The culture of an organization is one of the main factors in motivating the actions and attitudes of employees. The culture of an organization is what brings people together for a common purpose. As such, since these ideas on culture come from business, this may be something that administrators and teachers need to be aware of as they set up the institutional culture or classroom culture.
Therefore, this post will look at several common types of organizational cultures and their relationship or similarity to what happens in a school context. The ideas discussed below come from the Competing Values Framework and include four main quadrants in which cultures can be found, and these are.
An organization that has a clan-style culture is perhaps the one most similar to most schools. A clan organization emphasizes relationships, mentoring, development, and other personal growth characteristics. Most teachers want to see their students develop into responsible young adults and take satisfaction from this. The same can be said of many administrators regarding seeing their teachers and their students grow and develop healthy relationships.
An adhocracy culture is one in which there is an emphasis on innovation, experimentation, and risk-taking. This style of culture may not be the most common in schools. Schools often tend to focus on preserving the social structure rather than pushing the edges of the envelope. However, this is not to say that no innovation and experimentation is happening in schools. The real point relative to the industry and companies like Google and Facebook is that schools are not highly innovative.
Efficiency is the name of the game for hierarchy culture. In this culture, there is a focus on precision, expertise, cautiousness, and conservatism. A hierarchical culture has found a system that works and does not want to disturb said system. Like the clan culture, the hierarchy culture is widespread in the educational setting.

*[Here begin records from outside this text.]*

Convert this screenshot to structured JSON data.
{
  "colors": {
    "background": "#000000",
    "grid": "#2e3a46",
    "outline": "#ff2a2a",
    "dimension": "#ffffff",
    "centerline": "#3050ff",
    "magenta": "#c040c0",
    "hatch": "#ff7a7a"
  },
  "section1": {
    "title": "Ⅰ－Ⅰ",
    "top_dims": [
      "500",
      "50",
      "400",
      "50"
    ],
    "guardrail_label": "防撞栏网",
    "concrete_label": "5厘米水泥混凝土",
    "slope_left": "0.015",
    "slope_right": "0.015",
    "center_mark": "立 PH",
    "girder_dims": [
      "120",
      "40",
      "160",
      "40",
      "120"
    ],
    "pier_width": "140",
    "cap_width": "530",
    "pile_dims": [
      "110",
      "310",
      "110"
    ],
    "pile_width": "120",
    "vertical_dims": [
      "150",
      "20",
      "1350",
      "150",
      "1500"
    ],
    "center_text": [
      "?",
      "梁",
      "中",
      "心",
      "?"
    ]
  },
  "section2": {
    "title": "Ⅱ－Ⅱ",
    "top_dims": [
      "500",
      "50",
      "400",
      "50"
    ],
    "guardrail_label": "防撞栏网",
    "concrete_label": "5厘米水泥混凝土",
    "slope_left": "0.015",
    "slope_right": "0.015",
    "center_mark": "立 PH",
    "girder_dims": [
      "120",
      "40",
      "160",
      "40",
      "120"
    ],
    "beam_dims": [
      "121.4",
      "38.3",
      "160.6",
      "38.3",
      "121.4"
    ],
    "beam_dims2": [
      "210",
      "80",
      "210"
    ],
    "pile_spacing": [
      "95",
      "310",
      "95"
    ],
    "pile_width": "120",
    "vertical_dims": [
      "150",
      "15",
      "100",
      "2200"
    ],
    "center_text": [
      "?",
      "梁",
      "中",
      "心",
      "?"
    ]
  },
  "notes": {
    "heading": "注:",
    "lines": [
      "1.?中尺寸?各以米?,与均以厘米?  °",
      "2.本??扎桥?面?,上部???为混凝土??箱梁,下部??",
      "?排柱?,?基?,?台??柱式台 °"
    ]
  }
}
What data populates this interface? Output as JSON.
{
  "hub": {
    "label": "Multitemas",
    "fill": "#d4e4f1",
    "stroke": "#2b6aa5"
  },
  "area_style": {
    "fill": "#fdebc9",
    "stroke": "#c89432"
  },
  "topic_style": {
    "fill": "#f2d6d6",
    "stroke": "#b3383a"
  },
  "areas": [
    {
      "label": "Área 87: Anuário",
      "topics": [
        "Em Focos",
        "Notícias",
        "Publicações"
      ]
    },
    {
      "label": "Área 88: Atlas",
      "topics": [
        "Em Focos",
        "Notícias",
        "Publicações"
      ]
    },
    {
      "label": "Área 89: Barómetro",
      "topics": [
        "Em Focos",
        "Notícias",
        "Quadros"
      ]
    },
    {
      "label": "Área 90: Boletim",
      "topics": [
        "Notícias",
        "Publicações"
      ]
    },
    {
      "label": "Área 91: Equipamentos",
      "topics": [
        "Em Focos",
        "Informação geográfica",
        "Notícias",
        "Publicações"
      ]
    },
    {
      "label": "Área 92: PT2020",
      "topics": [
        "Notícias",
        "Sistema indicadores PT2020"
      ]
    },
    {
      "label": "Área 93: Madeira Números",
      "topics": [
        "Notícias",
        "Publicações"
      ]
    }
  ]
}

Last but not least is the market culture. This culture focuses on delivering value, fast decision-making, and a general sense of getting things done. Educational institutions are not generally known for their speed and decision-making. However, this may be because of the focus on relationships and a preference for a clan-like culture.
The main benefit of this information is reflection. Every teacher and leader needs to ask themselves what kind of culture do I want to develop. Having insights into what types of cultures are common can help any leader develop their unique approach. The culture of a school can be firmly in one style or the other or be a mixture of various techniques to facilitate success.